I think what he is getting at is 'upgrading' our standard lisense to lifetime. I'm going to upgrade as soon as i can!!!!!


----------



## Shipwreck (Jan 26, 2006)

A few years ago, someone in TX was trying to push a "lifetime" driver's license - yet, it really didn't last your lifetime. It fizzled away, though.
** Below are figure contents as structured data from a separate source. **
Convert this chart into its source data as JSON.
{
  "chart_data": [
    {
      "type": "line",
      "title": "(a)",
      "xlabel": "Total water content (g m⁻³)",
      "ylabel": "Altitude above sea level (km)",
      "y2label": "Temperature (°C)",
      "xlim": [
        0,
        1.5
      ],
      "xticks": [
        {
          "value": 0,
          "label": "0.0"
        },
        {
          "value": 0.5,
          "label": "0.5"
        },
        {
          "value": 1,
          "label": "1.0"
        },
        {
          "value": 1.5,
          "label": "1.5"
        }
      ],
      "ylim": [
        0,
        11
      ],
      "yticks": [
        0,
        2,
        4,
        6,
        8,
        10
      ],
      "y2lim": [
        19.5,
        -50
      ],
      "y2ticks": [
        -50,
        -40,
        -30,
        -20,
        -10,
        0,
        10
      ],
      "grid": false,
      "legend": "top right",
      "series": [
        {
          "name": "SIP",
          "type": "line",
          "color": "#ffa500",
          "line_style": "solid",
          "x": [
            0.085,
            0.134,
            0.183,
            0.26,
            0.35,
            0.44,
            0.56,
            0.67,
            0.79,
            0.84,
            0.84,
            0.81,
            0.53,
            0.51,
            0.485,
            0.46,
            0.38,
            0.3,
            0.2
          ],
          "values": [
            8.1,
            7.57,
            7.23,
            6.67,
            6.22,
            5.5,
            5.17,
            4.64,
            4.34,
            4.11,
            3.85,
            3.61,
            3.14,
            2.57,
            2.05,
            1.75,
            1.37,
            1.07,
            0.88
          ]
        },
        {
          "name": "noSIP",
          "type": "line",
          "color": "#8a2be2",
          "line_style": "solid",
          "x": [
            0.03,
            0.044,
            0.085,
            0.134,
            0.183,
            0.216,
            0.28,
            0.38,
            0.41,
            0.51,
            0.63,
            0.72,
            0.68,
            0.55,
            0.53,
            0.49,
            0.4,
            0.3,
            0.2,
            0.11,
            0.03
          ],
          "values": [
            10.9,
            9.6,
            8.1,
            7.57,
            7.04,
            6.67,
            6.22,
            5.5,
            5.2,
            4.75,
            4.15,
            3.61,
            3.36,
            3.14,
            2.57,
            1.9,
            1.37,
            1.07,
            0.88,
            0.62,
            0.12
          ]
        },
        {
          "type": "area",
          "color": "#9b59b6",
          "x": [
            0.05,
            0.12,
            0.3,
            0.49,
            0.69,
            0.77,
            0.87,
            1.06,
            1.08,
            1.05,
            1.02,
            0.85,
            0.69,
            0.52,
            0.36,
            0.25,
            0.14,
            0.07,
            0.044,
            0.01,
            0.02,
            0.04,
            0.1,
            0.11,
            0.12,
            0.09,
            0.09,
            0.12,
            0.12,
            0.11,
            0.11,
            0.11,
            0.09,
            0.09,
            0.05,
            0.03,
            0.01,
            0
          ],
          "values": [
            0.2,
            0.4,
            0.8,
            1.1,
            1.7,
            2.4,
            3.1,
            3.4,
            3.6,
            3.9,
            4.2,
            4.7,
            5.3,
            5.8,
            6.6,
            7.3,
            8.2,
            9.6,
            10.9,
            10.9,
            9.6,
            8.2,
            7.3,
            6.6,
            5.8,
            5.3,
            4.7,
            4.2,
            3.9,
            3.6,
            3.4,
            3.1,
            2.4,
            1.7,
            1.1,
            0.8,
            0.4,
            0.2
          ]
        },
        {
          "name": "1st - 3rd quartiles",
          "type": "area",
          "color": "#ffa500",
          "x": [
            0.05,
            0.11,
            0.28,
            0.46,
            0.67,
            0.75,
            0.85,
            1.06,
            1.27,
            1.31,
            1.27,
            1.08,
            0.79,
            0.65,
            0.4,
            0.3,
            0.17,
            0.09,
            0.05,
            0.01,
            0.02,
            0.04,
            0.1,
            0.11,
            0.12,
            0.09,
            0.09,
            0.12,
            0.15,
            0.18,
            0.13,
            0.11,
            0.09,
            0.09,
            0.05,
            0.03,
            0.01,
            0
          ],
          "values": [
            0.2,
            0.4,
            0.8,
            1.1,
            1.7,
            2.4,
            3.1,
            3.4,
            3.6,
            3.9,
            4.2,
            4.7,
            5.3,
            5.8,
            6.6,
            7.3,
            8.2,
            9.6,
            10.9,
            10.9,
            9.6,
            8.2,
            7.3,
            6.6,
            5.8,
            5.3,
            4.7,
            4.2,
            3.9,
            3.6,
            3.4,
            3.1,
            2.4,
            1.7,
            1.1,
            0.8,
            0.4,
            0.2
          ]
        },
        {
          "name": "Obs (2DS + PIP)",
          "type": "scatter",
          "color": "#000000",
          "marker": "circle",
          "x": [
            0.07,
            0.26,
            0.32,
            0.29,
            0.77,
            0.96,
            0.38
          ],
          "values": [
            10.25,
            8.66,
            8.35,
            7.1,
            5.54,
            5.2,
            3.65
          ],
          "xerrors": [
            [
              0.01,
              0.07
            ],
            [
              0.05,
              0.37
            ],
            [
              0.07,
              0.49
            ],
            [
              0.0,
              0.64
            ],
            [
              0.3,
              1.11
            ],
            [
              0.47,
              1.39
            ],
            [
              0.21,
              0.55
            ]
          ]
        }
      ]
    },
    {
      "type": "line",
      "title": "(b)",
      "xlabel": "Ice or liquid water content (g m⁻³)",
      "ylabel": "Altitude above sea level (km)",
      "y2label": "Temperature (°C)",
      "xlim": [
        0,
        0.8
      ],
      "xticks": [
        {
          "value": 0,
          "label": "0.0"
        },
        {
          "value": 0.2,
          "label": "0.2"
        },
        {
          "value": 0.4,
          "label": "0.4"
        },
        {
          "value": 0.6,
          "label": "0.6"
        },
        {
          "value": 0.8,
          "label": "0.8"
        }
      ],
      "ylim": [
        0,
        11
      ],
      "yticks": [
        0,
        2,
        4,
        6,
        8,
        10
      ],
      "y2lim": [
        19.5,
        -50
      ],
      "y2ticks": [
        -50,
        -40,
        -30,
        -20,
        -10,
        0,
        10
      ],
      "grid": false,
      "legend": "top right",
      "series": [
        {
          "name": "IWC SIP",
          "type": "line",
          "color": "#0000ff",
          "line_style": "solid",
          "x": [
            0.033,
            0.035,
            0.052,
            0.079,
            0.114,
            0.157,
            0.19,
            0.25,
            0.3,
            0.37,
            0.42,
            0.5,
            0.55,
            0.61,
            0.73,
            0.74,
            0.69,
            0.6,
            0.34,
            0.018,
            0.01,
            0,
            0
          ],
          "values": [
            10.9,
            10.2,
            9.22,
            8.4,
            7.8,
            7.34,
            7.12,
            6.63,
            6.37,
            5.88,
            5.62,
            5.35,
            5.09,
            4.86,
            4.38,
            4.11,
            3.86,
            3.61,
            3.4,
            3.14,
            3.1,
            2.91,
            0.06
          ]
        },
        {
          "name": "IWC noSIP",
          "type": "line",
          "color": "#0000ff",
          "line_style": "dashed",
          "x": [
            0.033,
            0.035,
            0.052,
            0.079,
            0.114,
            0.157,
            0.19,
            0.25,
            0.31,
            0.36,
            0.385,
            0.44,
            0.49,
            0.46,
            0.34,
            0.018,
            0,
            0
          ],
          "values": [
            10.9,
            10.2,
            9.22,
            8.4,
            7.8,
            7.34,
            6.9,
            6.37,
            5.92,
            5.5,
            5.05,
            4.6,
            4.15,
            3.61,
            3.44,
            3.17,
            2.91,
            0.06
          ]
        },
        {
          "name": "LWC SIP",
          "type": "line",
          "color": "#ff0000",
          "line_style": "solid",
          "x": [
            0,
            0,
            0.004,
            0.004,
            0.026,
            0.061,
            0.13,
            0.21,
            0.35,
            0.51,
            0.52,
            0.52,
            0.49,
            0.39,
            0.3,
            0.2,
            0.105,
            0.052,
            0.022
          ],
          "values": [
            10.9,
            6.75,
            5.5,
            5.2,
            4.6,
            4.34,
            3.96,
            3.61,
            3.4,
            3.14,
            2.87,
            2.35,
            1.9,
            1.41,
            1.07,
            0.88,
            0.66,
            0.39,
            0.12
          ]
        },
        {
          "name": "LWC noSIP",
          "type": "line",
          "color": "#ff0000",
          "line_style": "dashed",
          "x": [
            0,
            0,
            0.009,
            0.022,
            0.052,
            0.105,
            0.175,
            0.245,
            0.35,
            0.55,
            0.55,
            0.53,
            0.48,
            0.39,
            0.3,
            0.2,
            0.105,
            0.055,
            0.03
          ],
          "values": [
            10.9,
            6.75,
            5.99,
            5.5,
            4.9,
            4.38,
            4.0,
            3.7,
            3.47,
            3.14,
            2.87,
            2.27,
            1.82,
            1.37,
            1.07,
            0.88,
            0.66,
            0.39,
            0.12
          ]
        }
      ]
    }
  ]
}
If it is "lifetime," then it should be the rest of your life....


----------



## jwkimber45 (May 6, 2006)

Yeah, we'll see how it goes.

I'm much more interested in a national recipocy (sp) than any one state issuing 'lifetime' lisenses.....


----------



## blackice (May 11, 2006)

What would be even better and a Federal Carry Permit..... Free from restrictions!!!!..... Carry where you please..... Cost more... More training classes...... but I think it would be worth it!! :shock:


----------



## scooter (May 9, 2006)

blackice said:


> What would be even better and a Federal Carry Permit..... Free from restrictions!!!!..... Carry where you please..... Cost more... More training classes...... but I think it would be worth it!! :shock:


NO,no,no,no,no, then the next clintonite elected will have the power to ban ALL concealed carry,leave it to the states but do the mandatory recip. agreement. :roll:


----------



## A_J (May 22, 2006)

+1

Keep the power with the states, but streamline reciprocity-


----------



## Hal8000 (May 8, 2006)

I find it difficult to willingly turn a "right" into a "privilege", State wise or Federal.

"A well regulated Militia, being necessary to the security of a free State, the right of the people to keep and bear Arms, shall not be infringed."

Now where in there does it say that it has to be exposed? :roll:


----------